The week after that I was filing the year's supply of yellow dossiers they'd obviously been saving up for work experience girls for a law firm. The only interesting points were making tea and going to court occasionally to hear about parking offences. Not to mention that the three of us doing work experience there (we were all about 15-16) were each chatted up by the "office sex beast", who looked and sounded exactly like Brian Blessed. And was about the same age as Brian Blessed.

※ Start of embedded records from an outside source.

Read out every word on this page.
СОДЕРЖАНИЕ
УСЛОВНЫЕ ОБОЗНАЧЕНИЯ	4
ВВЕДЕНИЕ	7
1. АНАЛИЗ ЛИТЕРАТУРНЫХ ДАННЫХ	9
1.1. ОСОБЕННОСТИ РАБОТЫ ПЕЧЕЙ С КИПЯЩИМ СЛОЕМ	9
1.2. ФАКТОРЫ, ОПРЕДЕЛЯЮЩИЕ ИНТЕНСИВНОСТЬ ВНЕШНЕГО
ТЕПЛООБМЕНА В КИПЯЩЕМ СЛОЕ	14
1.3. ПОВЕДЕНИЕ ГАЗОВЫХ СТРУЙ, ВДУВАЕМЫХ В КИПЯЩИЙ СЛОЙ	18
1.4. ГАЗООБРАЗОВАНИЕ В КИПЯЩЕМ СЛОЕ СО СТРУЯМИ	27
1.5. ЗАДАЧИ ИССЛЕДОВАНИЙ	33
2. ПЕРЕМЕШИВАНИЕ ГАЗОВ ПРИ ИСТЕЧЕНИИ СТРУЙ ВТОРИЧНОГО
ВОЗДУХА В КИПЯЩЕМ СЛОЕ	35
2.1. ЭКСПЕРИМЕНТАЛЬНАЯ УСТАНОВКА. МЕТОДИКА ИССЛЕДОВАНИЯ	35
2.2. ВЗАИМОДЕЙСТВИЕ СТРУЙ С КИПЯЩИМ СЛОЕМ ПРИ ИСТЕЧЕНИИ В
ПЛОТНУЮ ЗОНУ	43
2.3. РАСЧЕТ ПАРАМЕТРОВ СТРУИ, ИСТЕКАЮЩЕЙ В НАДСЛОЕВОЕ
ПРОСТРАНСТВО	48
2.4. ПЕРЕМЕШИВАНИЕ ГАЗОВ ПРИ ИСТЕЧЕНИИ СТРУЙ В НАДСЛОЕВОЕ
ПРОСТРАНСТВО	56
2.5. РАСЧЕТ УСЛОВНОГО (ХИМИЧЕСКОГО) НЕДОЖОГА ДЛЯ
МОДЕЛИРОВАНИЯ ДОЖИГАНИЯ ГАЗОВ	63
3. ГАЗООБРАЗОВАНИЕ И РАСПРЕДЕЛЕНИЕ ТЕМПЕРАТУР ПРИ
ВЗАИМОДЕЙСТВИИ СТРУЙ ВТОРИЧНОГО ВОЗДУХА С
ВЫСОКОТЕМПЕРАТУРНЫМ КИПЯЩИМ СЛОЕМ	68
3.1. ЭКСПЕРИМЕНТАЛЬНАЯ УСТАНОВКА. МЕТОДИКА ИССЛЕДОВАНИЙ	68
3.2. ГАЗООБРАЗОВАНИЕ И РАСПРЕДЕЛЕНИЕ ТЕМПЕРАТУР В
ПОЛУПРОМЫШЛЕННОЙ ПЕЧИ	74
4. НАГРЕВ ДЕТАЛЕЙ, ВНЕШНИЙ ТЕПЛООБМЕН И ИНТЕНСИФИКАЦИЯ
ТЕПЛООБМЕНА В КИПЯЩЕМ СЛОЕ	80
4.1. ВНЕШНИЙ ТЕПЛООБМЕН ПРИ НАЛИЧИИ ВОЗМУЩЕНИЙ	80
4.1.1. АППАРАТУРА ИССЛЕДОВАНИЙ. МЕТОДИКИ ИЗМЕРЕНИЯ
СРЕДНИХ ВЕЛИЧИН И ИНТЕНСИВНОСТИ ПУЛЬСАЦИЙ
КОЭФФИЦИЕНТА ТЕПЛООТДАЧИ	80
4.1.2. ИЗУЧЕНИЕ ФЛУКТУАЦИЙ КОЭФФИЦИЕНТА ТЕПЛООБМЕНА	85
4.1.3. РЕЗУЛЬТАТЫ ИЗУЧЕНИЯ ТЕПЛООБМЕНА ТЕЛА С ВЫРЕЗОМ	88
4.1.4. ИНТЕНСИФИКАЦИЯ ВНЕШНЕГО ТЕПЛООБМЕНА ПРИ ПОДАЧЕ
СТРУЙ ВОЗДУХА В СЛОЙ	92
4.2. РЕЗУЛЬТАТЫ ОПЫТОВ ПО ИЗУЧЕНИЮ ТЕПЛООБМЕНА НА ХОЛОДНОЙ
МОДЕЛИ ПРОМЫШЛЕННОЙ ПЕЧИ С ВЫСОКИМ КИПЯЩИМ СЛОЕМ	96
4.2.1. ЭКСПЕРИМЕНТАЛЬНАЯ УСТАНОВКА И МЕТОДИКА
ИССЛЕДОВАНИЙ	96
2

A year or so later, thanks to a phenomenon known as the Welsh Mafia (my parents afe Welsh, the woman who ran the office was Welsh, ergo she had to give me a job), I was doing my community service (my school had had some insane idea that it was necessary to have some community service to put on your UCAS form). I was a computer monkey for Age Concern - they had a brand new spangly computer in both their offices and no one knew how to switch it on. I spent two weeks teaching grannies to use Word, making spreadsheets, flyers, typing up dinner menus for what I can only describe as Springfield Retirement Castle, and adding up totals of how many old people came in and had lunch and what they owed me, which had to go in a basket, and then into a tin, and if the tin was empty it had to go into another tin... and so on. The only interesting bits were when their printer spat out black ink all over me (which wasn't funny at the time as it ruined what I was wearing), and when the Office CD-ROM cracked in the CD drive and shattered into a million pieces inside the computer case, meaning I spent the afternoon hitting it with office equipment to get all the pieces out and making a mini-jigsaw on the office floor, then legging it at 5.00 so no one would know I'd done it. Happy times.